Ningún estadounidense puede borrar de su mente el registro del instante en que fue asesinado John F. Kennedy, el 35° presidente de los Estados Unidos de América, aquel 22 de noviembre de 1963, en Dallas, Texas, pero ayer recordamos los cien años de su nacimiento en Brookline, Massachusetts, el 29 de mayo de 1917. Fue, entre los presidentes o políticos, uno de los más simpáticos con que contó el país, y murió en plena efervescencia de su altísima popularidad. 

Con tan solo 43 años de edad, le ganó las elecciones nada menos que a Richard Nixon, en su momento también presidente (1969-1974). Gobernó casi dos años y en ese lapso sucedieron muchas cosas al hegemón del mundo. Afrontó el fracaso de la invasión de Bahía de Cochinos al advertir que no había más duda sobre el régimen cubano apenas Fidel Castro había declarado el gobierno comunista en la isla; la complejísima crisis de los misiles soviéticos que Nikita Khrushchev envió hacia Cuba y que, luego de una negociación, Moscú retiró pero asegurándose de que Washington no volvería a intentar derrocar al gobierno de Fidel; el inicio de la construcción del Muro de Berlín, que fue clave en la manifestación de la Guerra Fría en sus dos bloques perfectamente delimitados; el inicio de la carrera espacial, que llevó a EE.UU. y a la URSS a afirmar sus competencias para mostrar cada uno sus argumentos de superioridad, así como el comienzo de la también fracasada experiencia militar de EE.UU. en Vietnam. 
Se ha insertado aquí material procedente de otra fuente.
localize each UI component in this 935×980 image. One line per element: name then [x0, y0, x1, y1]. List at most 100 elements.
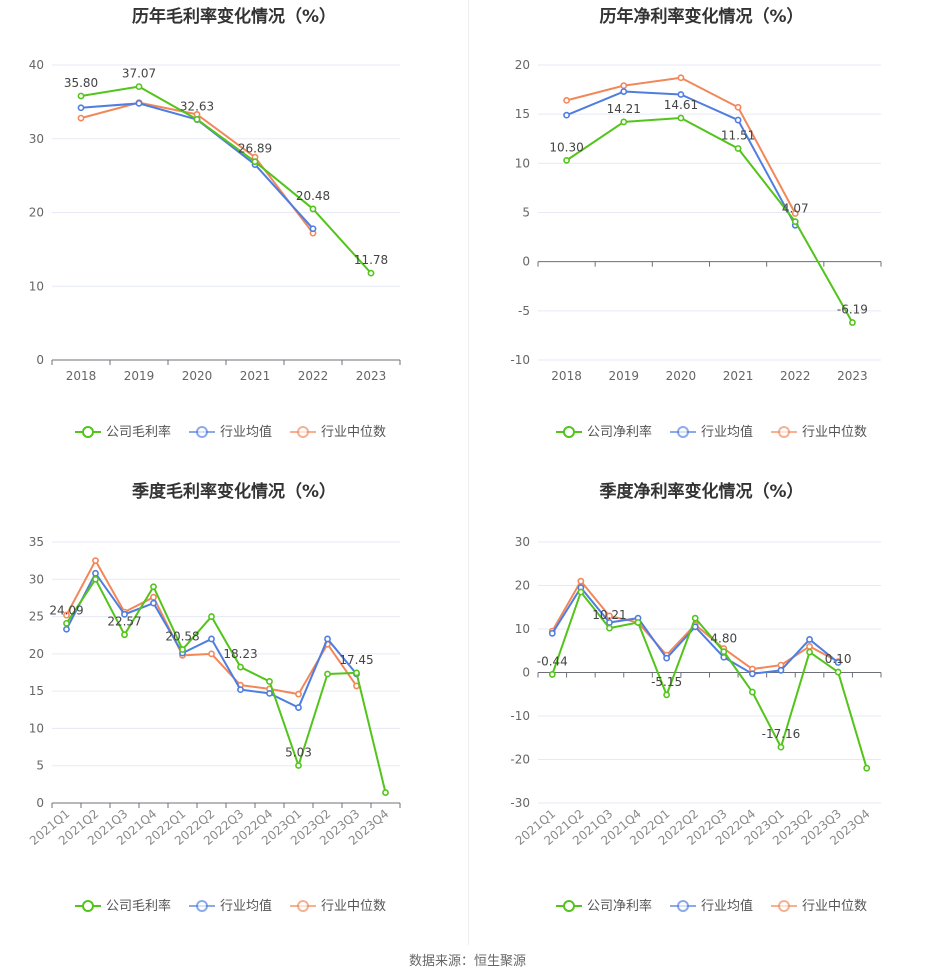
data-point[interactable]	[77, 104, 85, 112]
legend-item[interactable]: 行业中位数	[771, 425, 867, 440]
y-tick-label: -10	[510, 353, 530, 367]
data-point[interactable]	[150, 593, 157, 601]
data-point[interactable]	[663, 654, 671, 662]
data-point[interactable]	[135, 99, 143, 107]
data-point[interactable]	[720, 648, 728, 656]
data-point[interactable]	[548, 671, 556, 678]
data-point[interactable]	[193, 115, 201, 123]
data-point[interactable]	[367, 269, 375, 277]
data-point[interactable]	[309, 205, 317, 213]
data-point[interactable]	[577, 577, 585, 585]
data-point[interactable]	[577, 588, 585, 596]
data-point[interactable]	[806, 642, 813, 650]
data-label: 10.30	[549, 140, 583, 154]
data-point[interactable]	[620, 118, 628, 126]
data-point[interactable]	[777, 743, 785, 751]
data-point[interactable]	[135, 83, 143, 91]
legend-item[interactable]: 行业中位数	[290, 899, 386, 914]
data-point[interactable]	[563, 156, 570, 164]
data-point[interactable]	[63, 619, 70, 627]
data-point[interactable]	[806, 636, 813, 643]
data-point[interactable]	[777, 666, 785, 674]
data-point[interactable]	[121, 610, 128, 618]
data-point[interactable]	[791, 210, 799, 217]
y-tick-label: -20	[510, 753, 530, 767]
data-point[interactable]	[77, 92, 85, 100]
data-point[interactable]	[150, 583, 157, 591]
data-point[interactable]	[734, 103, 742, 111]
data-point[interactable]	[208, 613, 215, 620]
data-point[interactable]	[295, 762, 302, 769]
legend-marker-icon	[563, 426, 575, 438]
data-point[interactable]	[382, 789, 389, 796]
data-point[interactable]	[150, 599, 157, 607]
data-point[interactable]	[563, 97, 570, 104]
data-point[interactable]	[734, 145, 742, 152]
legend-label: 行业均值	[701, 424, 753, 440]
legend-item[interactable]: 行业均值	[670, 898, 753, 914]
data-point[interactable]	[266, 689, 273, 697]
data-point[interactable]	[295, 690, 302, 698]
x-tick-label: 2018	[66, 369, 97, 383]
data-point[interactable]	[179, 646, 186, 653]
series-line	[566, 117, 854, 324]
data-point[interactable]	[324, 670, 331, 678]
data-point[interactable]	[620, 82, 628, 90]
legend-marker-icon	[82, 900, 94, 912]
data-point[interactable]	[834, 668, 842, 676]
data-point[interactable]	[237, 686, 244, 694]
data-point[interactable]	[748, 670, 756, 678]
legend-item[interactable]: 行业中位数	[771, 899, 867, 914]
data-point[interactable]	[620, 88, 628, 95]
data-point[interactable]	[677, 91, 685, 98]
data-point[interactable]	[63, 625, 70, 633]
y-tick-label: 40	[29, 58, 44, 72]
legend-marker-icon	[82, 426, 94, 438]
legend-item[interactable]: 公司毛利率	[75, 898, 171, 914]
data-point[interactable]	[663, 691, 671, 699]
data-point[interactable]	[748, 688, 756, 696]
data-point[interactable]	[606, 612, 613, 620]
x-tick-label: 2022	[298, 369, 329, 383]
data-point[interactable]	[121, 631, 128, 639]
data-point[interactable]	[863, 764, 871, 772]
legend-item[interactable]: 公司毛利率	[75, 424, 171, 440]
data-point[interactable]	[791, 218, 799, 226]
legend-item[interactable]: 公司净利率	[556, 424, 652, 440]
data-point[interactable]	[634, 619, 642, 626]
legend-item[interactable]: 行业中位数	[290, 425, 386, 440]
data-point[interactable]	[691, 614, 699, 622]
data-point[interactable]	[677, 74, 685, 82]
data-point[interactable]	[266, 678, 273, 685]
panel-divider	[468, 0, 469, 945]
data-point[interactable]	[208, 650, 215, 658]
data-point[interactable]	[92, 575, 99, 583]
legend-item[interactable]: 行业均值	[189, 898, 272, 914]
data-point[interactable]	[237, 663, 244, 671]
legend-item[interactable]: 公司净利率	[556, 898, 652, 914]
legend-label: 行业均值	[701, 898, 753, 914]
data-point[interactable]	[734, 116, 742, 124]
data-point[interactable]	[677, 114, 685, 122]
data-point[interactable]	[63, 611, 70, 619]
data-point[interactable]	[806, 648, 813, 656]
data-point[interactable]	[324, 635, 331, 643]
data-point[interactable]	[92, 557, 99, 565]
data-point[interactable]	[353, 669, 360, 677]
data-point[interactable]	[92, 569, 99, 577]
y-tick-label: -10	[510, 709, 530, 723]
data-point[interactable]	[834, 659, 842, 666]
data-point[interactable]	[208, 635, 215, 643]
data-point[interactable]	[251, 158, 259, 166]
data-point[interactable]	[849, 319, 856, 326]
legend-item[interactable]: 行业均值	[189, 424, 272, 440]
data-point[interactable]	[295, 704, 302, 711]
x-tick-label: 2022	[780, 369, 811, 383]
legend-item[interactable]: 行业均值	[670, 424, 753, 440]
data-point[interactable]	[606, 624, 613, 632]
data-point[interactable]	[309, 225, 317, 233]
data-point[interactable]	[548, 629, 556, 637]
data-point[interactable]	[77, 114, 85, 122]
data-point[interactable]	[563, 111, 570, 119]
data-label: -0.44	[537, 654, 568, 668]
Era querido por el pueblo y marcó su visión histórica sobre los derechos civiles asegurando que James Meredith, de raza negra, se inscriba en la Universidad de Mississippi. Fue el primer y único presidente católico de EE.UU. Con su esposa Jacqueline y sus pequeños hijos eran el cuadro perfecto de la familia estadounidense de los años maravillosos. Figura estelar en el imaginario de los estadounidenses, sigue perviviendo como uno de los presidentes más queridos y recordados en su historia nacional.